The result was a huge morale blow to the campaign and the candidate. It was also somewhat confusing and infuriating. "I don't know, 6,000 just seems astonishingly low," one volunteer on the ground there says. "Out of all the different public events I went with him to, I swear well more than 6,000 attended those events. And I didn't even go to Reno and the west side of the state." This same activist said that though his and many other fans heads can't wrap their heads around how this happened, "I know the campaign's mentality is, just move on to the next state and get to work."
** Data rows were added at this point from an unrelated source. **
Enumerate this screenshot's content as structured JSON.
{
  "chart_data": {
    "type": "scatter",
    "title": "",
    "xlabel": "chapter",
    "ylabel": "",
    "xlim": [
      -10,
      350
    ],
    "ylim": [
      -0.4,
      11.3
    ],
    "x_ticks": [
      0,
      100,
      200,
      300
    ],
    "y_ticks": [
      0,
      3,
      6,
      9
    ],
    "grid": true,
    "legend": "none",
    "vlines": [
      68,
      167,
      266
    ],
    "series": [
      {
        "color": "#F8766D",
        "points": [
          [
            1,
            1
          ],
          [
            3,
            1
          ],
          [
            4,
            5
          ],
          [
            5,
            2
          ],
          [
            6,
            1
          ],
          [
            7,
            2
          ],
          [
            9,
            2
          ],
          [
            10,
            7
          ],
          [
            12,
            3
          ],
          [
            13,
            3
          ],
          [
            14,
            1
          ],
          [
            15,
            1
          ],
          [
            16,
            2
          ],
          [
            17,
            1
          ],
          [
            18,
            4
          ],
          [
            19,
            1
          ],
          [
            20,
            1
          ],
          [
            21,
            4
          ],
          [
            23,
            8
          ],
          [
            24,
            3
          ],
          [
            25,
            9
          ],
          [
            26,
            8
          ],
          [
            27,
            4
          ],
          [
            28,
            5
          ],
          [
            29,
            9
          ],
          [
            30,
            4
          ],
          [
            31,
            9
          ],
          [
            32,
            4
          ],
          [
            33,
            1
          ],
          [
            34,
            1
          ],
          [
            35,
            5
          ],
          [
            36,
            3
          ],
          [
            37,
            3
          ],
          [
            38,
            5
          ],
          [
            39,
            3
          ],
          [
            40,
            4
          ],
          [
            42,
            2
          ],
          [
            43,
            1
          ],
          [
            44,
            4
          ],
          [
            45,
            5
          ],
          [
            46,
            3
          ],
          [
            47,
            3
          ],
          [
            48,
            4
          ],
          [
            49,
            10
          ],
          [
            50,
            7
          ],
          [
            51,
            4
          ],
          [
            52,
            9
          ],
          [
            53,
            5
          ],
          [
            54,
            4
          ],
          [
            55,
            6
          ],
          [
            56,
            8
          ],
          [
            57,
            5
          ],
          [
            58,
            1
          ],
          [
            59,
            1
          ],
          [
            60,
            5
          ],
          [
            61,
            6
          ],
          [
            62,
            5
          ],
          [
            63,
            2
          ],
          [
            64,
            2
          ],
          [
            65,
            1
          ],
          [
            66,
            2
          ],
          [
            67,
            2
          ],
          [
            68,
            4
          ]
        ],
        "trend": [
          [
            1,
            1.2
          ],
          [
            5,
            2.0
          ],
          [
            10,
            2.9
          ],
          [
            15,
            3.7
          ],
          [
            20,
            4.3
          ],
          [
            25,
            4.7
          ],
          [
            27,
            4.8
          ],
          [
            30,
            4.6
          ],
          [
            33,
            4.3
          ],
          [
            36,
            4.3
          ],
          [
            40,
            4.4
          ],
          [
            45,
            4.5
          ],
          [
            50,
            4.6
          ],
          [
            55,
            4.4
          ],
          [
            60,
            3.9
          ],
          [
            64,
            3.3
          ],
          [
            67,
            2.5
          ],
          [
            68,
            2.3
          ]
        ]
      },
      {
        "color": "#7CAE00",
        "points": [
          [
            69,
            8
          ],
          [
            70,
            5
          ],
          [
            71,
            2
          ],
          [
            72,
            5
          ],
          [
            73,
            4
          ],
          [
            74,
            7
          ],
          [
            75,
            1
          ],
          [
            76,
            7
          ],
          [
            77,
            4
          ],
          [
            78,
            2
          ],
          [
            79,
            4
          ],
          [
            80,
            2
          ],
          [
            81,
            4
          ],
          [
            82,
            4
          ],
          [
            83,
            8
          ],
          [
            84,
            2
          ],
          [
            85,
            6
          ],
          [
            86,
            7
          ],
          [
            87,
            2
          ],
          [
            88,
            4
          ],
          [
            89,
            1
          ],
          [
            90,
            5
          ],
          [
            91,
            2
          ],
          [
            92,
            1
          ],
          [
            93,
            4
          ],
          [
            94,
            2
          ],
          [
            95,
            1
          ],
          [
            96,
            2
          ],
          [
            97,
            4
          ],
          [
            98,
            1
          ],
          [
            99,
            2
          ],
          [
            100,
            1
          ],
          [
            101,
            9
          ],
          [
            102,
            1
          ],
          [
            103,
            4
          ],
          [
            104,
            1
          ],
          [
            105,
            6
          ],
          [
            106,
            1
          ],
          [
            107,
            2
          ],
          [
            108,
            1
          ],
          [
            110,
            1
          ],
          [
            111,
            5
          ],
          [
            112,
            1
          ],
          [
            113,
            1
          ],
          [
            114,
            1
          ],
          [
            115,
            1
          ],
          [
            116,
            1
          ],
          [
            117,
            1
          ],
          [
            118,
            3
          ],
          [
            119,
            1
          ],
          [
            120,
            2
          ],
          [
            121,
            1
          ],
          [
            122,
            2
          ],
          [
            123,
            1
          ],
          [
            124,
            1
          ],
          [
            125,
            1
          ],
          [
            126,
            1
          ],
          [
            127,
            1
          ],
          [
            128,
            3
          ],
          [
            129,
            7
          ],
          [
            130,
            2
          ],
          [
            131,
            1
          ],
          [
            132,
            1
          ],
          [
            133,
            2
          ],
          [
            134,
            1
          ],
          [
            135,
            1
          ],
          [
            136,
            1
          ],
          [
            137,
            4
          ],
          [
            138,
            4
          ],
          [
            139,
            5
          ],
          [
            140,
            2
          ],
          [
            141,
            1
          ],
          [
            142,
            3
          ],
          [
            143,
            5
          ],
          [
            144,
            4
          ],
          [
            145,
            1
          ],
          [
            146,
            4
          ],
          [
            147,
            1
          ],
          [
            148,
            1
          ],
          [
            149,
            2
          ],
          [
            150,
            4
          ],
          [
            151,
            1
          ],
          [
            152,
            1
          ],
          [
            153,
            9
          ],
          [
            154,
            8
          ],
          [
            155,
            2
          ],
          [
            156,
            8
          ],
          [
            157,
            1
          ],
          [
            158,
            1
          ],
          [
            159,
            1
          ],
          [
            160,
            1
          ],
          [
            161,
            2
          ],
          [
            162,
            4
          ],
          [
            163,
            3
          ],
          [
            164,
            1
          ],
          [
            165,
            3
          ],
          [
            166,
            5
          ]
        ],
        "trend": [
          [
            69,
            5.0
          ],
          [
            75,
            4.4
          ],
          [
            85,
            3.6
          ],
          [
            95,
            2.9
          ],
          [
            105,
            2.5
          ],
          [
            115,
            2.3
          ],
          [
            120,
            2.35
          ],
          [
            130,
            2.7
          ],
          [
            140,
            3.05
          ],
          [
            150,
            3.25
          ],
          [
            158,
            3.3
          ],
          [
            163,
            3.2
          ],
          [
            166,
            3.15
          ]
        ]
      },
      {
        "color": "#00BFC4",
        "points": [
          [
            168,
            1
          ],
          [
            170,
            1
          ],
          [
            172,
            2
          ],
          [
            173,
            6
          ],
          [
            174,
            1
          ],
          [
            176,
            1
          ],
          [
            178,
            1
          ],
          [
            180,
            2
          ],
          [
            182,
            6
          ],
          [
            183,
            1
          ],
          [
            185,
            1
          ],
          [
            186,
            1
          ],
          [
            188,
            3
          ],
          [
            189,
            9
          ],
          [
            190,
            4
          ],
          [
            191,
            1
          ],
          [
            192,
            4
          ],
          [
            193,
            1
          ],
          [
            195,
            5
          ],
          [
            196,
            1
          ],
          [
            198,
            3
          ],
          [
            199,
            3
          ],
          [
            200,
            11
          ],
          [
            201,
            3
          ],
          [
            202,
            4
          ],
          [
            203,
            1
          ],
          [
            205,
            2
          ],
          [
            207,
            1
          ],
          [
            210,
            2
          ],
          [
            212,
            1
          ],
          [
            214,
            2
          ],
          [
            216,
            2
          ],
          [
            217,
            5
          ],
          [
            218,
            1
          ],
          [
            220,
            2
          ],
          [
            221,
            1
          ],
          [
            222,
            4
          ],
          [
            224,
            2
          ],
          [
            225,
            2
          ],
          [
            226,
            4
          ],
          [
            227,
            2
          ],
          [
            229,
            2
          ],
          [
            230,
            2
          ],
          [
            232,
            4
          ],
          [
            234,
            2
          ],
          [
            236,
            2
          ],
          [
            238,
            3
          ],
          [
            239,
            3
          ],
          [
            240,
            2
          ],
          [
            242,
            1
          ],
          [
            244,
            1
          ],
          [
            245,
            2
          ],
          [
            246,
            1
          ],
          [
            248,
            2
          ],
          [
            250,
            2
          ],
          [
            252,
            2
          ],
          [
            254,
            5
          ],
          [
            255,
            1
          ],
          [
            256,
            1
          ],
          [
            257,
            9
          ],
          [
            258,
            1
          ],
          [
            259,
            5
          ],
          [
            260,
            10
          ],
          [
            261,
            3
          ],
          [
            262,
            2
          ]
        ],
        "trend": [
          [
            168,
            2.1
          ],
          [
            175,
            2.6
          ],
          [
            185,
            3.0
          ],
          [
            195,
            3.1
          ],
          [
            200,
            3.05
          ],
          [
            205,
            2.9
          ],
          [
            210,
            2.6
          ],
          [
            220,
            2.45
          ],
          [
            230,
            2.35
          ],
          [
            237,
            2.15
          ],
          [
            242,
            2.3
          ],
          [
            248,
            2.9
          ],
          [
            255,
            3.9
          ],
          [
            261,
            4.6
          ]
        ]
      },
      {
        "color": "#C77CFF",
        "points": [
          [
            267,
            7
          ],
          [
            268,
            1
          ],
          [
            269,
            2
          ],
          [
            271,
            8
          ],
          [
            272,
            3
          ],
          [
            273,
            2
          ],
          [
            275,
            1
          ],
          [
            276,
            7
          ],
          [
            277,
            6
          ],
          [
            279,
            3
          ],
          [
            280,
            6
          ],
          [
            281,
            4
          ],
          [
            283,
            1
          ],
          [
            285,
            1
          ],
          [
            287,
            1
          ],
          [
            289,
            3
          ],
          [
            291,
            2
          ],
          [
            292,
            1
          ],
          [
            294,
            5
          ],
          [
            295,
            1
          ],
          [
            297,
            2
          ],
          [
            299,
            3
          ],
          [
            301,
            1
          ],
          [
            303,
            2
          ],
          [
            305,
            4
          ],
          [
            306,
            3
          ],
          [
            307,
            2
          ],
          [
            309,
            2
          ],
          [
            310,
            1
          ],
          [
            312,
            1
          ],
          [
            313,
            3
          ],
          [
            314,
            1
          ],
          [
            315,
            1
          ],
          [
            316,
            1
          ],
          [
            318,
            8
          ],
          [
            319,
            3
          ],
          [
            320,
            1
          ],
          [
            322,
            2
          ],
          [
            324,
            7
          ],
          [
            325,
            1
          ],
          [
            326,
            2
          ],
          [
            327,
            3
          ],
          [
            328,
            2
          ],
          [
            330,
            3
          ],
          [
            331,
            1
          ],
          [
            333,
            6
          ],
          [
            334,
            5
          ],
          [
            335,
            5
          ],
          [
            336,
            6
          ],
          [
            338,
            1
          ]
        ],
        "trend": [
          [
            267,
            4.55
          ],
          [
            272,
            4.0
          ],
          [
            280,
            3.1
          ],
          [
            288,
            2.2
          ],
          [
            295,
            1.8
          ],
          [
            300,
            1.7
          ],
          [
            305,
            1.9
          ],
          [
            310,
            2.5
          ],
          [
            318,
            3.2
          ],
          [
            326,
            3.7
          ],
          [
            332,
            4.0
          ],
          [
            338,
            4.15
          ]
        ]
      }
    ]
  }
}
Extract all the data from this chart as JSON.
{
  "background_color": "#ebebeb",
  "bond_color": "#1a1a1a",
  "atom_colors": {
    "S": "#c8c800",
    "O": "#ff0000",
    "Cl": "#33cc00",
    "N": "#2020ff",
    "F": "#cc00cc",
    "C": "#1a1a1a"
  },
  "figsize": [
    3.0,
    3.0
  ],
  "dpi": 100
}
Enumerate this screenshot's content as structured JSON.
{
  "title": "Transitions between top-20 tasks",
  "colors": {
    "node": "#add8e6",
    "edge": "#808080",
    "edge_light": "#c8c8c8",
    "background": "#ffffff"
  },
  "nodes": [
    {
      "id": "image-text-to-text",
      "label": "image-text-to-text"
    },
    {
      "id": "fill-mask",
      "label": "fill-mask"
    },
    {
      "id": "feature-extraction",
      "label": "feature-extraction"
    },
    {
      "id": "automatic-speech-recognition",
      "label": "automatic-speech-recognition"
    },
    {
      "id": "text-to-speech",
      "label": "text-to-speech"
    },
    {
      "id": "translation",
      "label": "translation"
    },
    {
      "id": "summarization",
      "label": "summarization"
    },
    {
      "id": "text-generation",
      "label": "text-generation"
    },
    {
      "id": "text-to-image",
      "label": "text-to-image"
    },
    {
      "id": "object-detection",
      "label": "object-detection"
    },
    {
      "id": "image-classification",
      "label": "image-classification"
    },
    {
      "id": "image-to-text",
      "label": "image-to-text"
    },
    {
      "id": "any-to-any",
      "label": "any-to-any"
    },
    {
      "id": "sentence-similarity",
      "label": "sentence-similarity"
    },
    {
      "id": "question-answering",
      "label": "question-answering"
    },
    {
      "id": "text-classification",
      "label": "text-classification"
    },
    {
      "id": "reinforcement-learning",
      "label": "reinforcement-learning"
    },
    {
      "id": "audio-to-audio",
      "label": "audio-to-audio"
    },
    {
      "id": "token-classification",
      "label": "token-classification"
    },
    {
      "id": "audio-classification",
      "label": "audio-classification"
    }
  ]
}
But the campaign did collect five committed delegates to Gingrich's six, Paul supporters (though bound to the state's proportional results at the Tampa national convention, if those candidates are still running) did their usual game of waiting it out to make sure delegates to the convention are disproportionately from the Paul movement, which will effect the shape of the party's ideology down the road in interesting and likely good ways whether or not Ron Paul is the GOP candidate. Maine and Minnesota and Colorado loom ahead, all nonbinding straw poll caucuses, where Paul is expected by some in the know to wrack up a possible win in Maine, very likely second places in at least Maine and Minnesota (and probably not much in straw vote terms in Colorado), with the usual caucus game of making sure Paul people move ahead to their state and later national GOP conventions as delegates.
In total, the result was disappointing, and bad for media expectations, and surely disappointing and aggravating to Ron Paul himself. (I witnessed in the Ames straw poll in Iowa how let-down he can feel when he has a realistic expectation of doing much better than he does.) All the campaign can tell their supporters is: it's great to express your support for Paul; please try to do it by showing up to vote for him.
And the larger game continues, with no foregone conclusions: collecting delegates, making sure Ron Paul people begin inhabiting the Republican Party in greater numbers, and showing the importance of the ideas of limited government, fiscal sanity, sound money, and sane foreign policy to politicians and media of all parties via the vehicle of Ron Paul. Candidates do not have to win elections to shape political parties and the political future, and despite Gingrich's "in it for the long haul" bravado, right now Ron Paul still seems like the most likely not-Romney to have the cash and juice to do it, because Paul people don't just give because they think he might or will win–they also give because they want to show their support for the ideas he uniquely represents in American politics.
Media bias lesson via Politico: When Paul people are well organized enough to show up and win a caucus, that means they "hijacked" it. CNN reports from that Paul-dominated late-night caucus:
My forthcoming book, Ron Paul's Revolution.
UPDATE: Some relevant info I didn't have in front of me when I posted this originally: youth turnout, always good for Paul, was dismal in Nevada Saturday; only one percent of under 30s voted, compared to 5 percent in 2008. And yes, Paul dominated that one percent, getting 41 percent of their vote.